Well ansel Adams once said something to the effect of "the most important feature of a camera is the 12 inches behind it" so first of all the person taking the pictures is most important. There are super famous photographs taken with $3 cameras. The camera is just the tool the artist uses. As for picking out point and shoots, I'm no help. I've bought two in the last two years and I hate using either one of them. Sometimes they do good for me and other times they don't because I struggle with not being able to easily control all the parameters. Image processors and image sensors are key factors for what makes some cameras better than others. And the more you learn about cameras, the more you will want ones that let you manually change the settings for each and every picture.

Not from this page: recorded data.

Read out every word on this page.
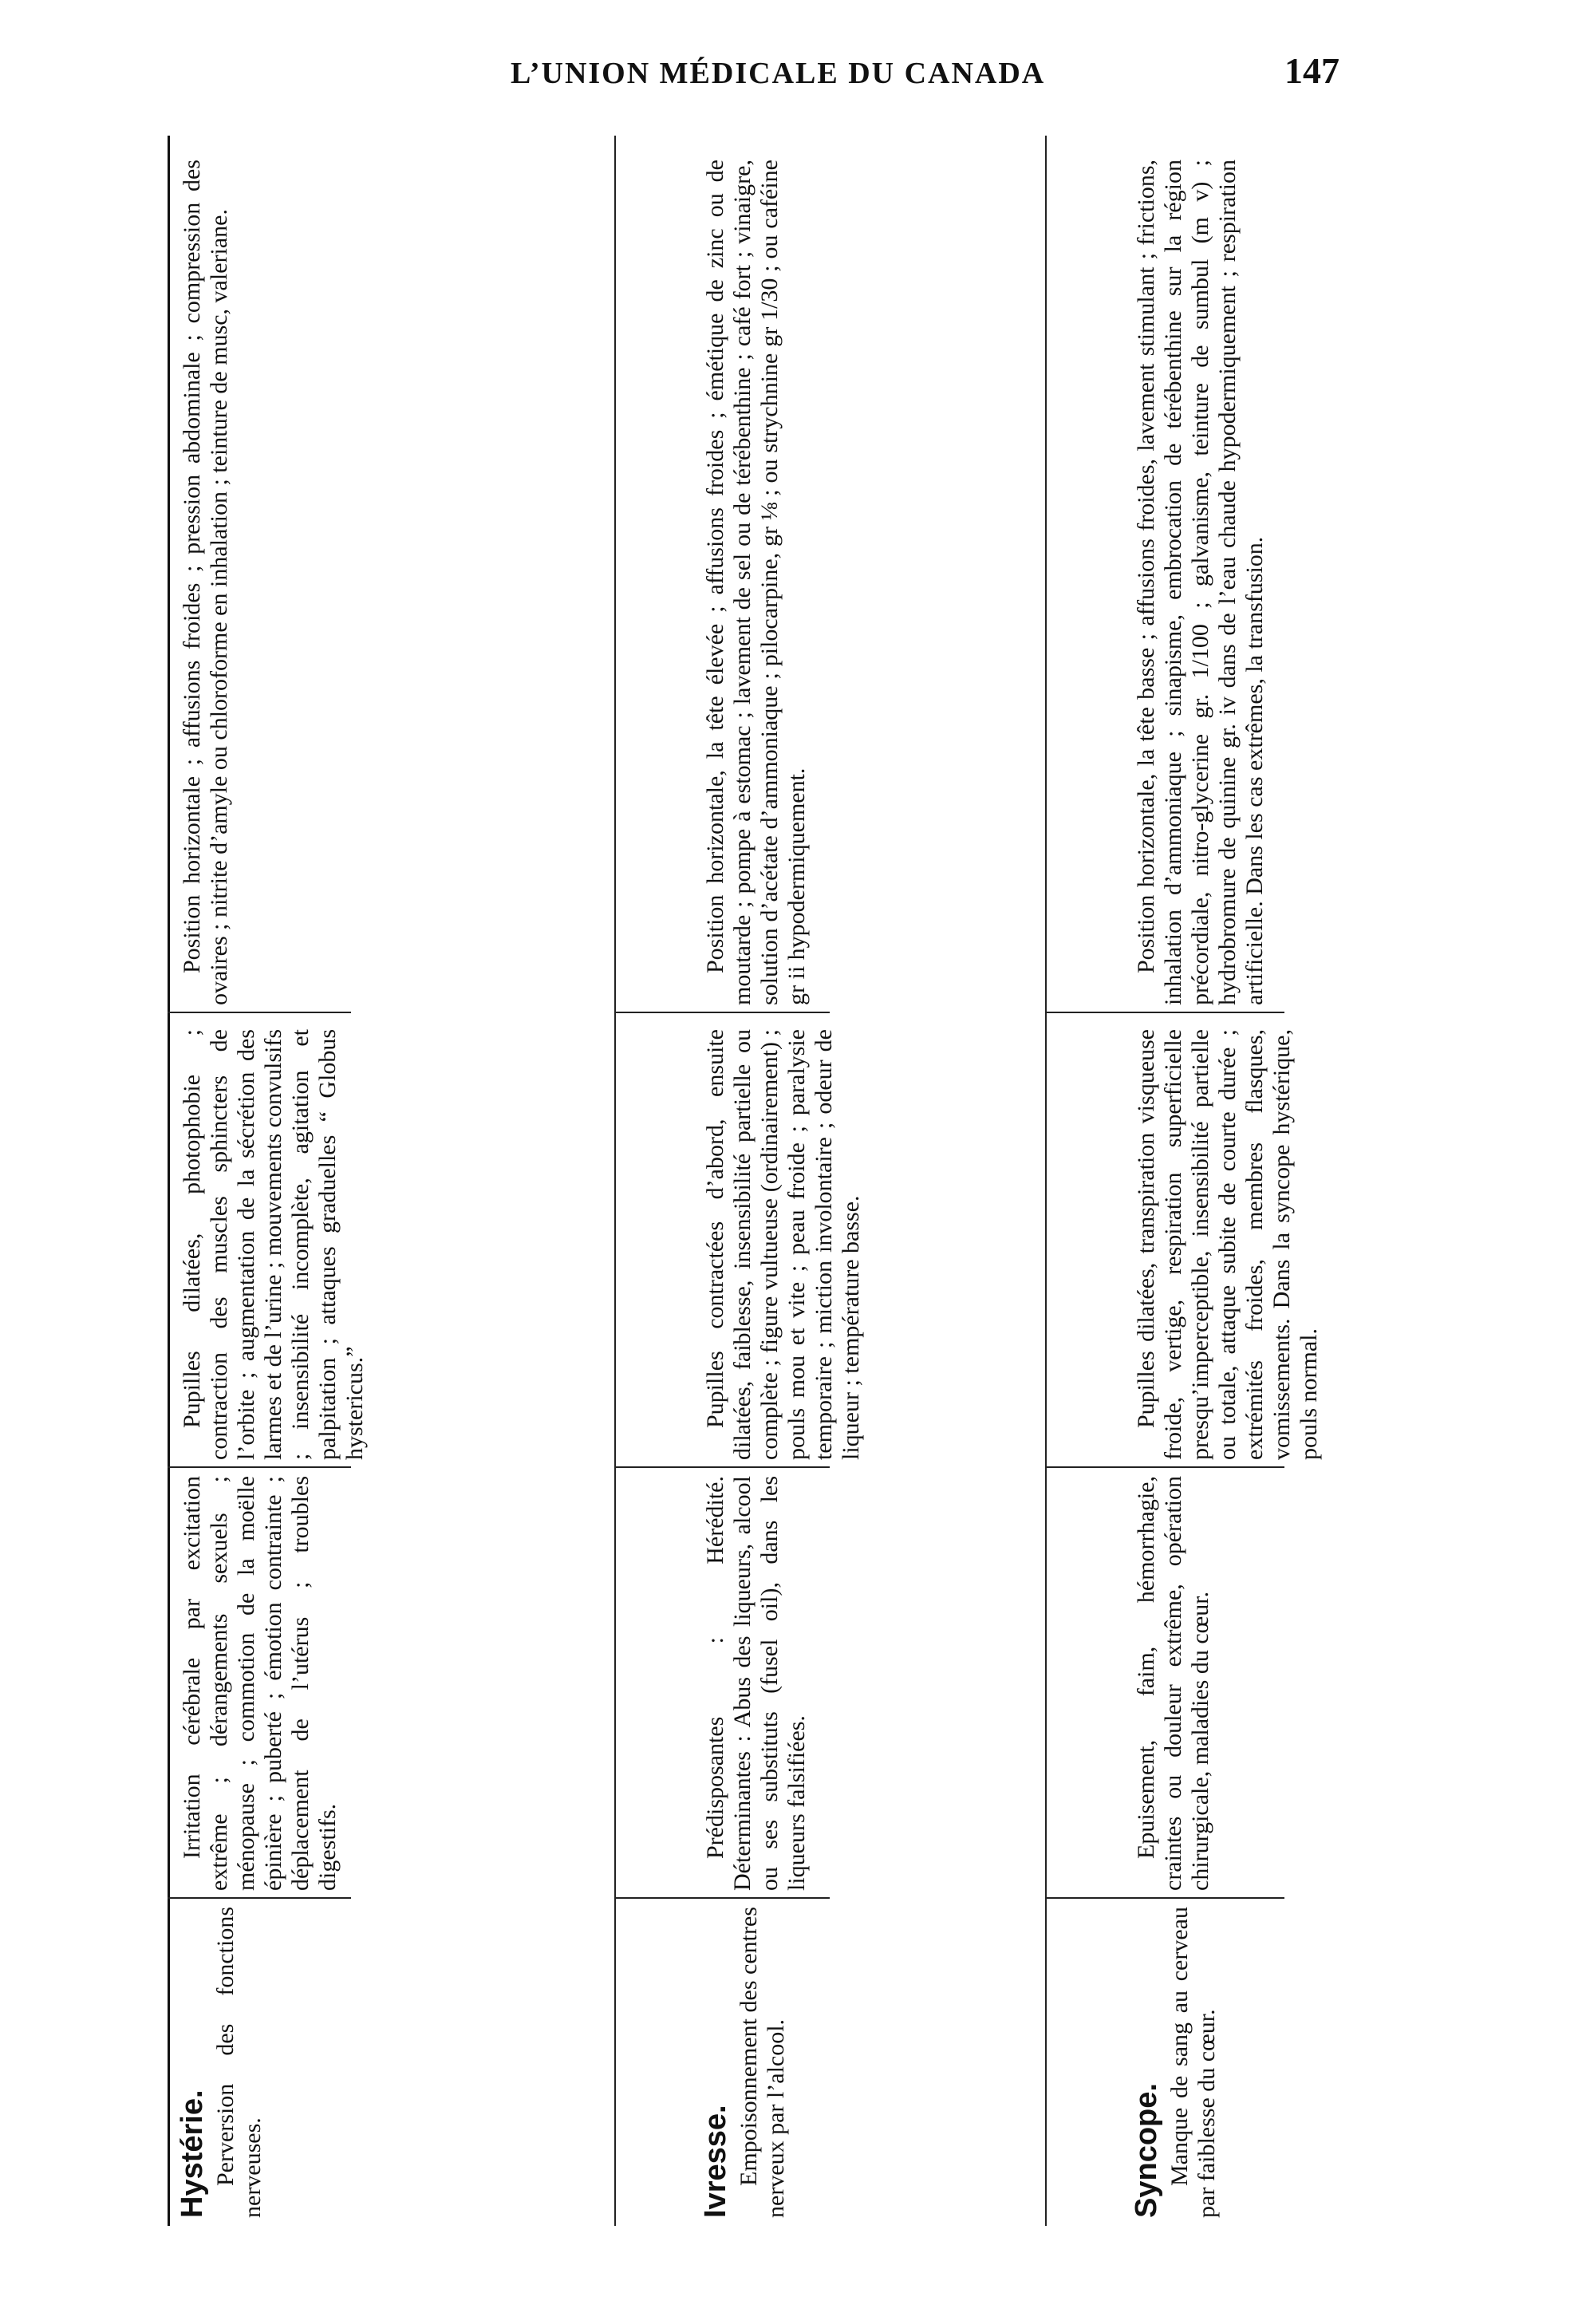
L’UNION MÉDICALE DU CANADA	147
Hystérie. Perversion des fonctions nerveuses.

Irritation cérébrale par excitation extrême ; dérangements sexuels ; ménopause ; commotion de la moëlle épinière ; puberté ; émotion contrainte ; déplacement de l’utérus ; troubles digestifs.

Pupilles dilatées, photophobie ; contraction des muscles sphincters de l’orbite ; augmentation de la sécrétion des larmes et de l’urine ; mouvements convulsifs ; insensibilité incomplète, agitation et palpitation ; attaques graduelles “ Globus hystericus.”

Position horizontale ; affusions froides ; pression abdominale ; compression des ovaires ; nitrite d’amyle ou chloroforme en inhalation ; teinture de musc, valeriane.

Ivresse. Empoisonnement des centres nerveux par l’alcool.

Prédisposantes : Hérédité. Déterminantes : Abus des liqueurs, alcool ou ses substituts (fusel oil), dans les liqueurs falsifiées.

Pupilles contractées d’abord, ensuite dilatées, faiblesse, insensibilité partielle ou complète ; figure vultueuse (ordinairement) ; pouls mou et vite ; peau froide ; paralysie temporaire ; miction involontaire ; odeur de liqueur ; température basse.

Position horizontale, la tête élevée ; affusions froides ; émétique de zinc ou de moutarde ; pompe à estomac ; lavement de sel ou de térébenthine ; café fort ; vinaigre, solution d’acétate d’ammoniaque ; pilocarpine, gr ⅛ ; ou strychnine gr 1/30 ; ou caféine gr ii hypodermiquement.

Syncope. Manque de sang au cerveau par faiblesse du cœur.

Epuisement, faim, hémorrhagie, craintes ou douleur extrême, opération chirurgicale, maladies du cœur.

Pupilles dilatées, transpiration visqueuse froide, vertige, respiration superficielle presqu’imperceptible, insensibilité partielle ou totale, attaque subite de courte durée ; extrémités froides, membres flasques, vomissements. Dans la syncope hystérique, pouls normal.

Position horizontale, la tête basse ; affusions froides, lavement stimulant ; frictions, inhalation d’ammoniaque ; sinapisme, embrocation de térébenthine sur la région précordiale, nitro-glycerine gr. 1/100 ; galvanisme, teinture de sumbul (m v) ; hydrobromure de quinine gr. iv dans de l’eau chaude hypodermiquement ; respiration artificielle. Dans les cas extrêmes, la transfusion.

I guess what I'm trying to say is one can make any camera work for them if they take the time to really figure out how their camera works. Read your manuals or look upntips and reviews about your camera online. A good lesson for me too since I havent bothered to do that on my point and shoots.

Heidi said...

I camera phone takes way better pics than my Canon PowerShot. I think it is all about the person taking AND the editing software that is out there!!

Tenille said...

I am totally guilty of thinking more megapixels meant clearer photos. I still need to read my manual for my new camera. Thanks for the great advice.

Beth said...

I can see the point of not needing to enlarge an image up to billboard size... however, you may want to crop an image that your target is far away in the original shot, and you don't want that cropped image to be all grainy. This is where the higher MP number IS necessary. I've had a 4 MP and now have a 10 MP and I can see the difference in the quality when cropping an image. Frequently, I don't always have the luxury of being right on top of my subjects and rely heavily on cropping. If you don't do much cropping of your photos, then no, you don't need a higher MP than 5.

tiffunny said...

true Beth. I probably should have mentioned that as well. I don't find myself cropping too much in general, but if I ever go back to my old camera pictures where I could only take 1+megapixels, it is frustrating if I need to do anything with them to make them bigger.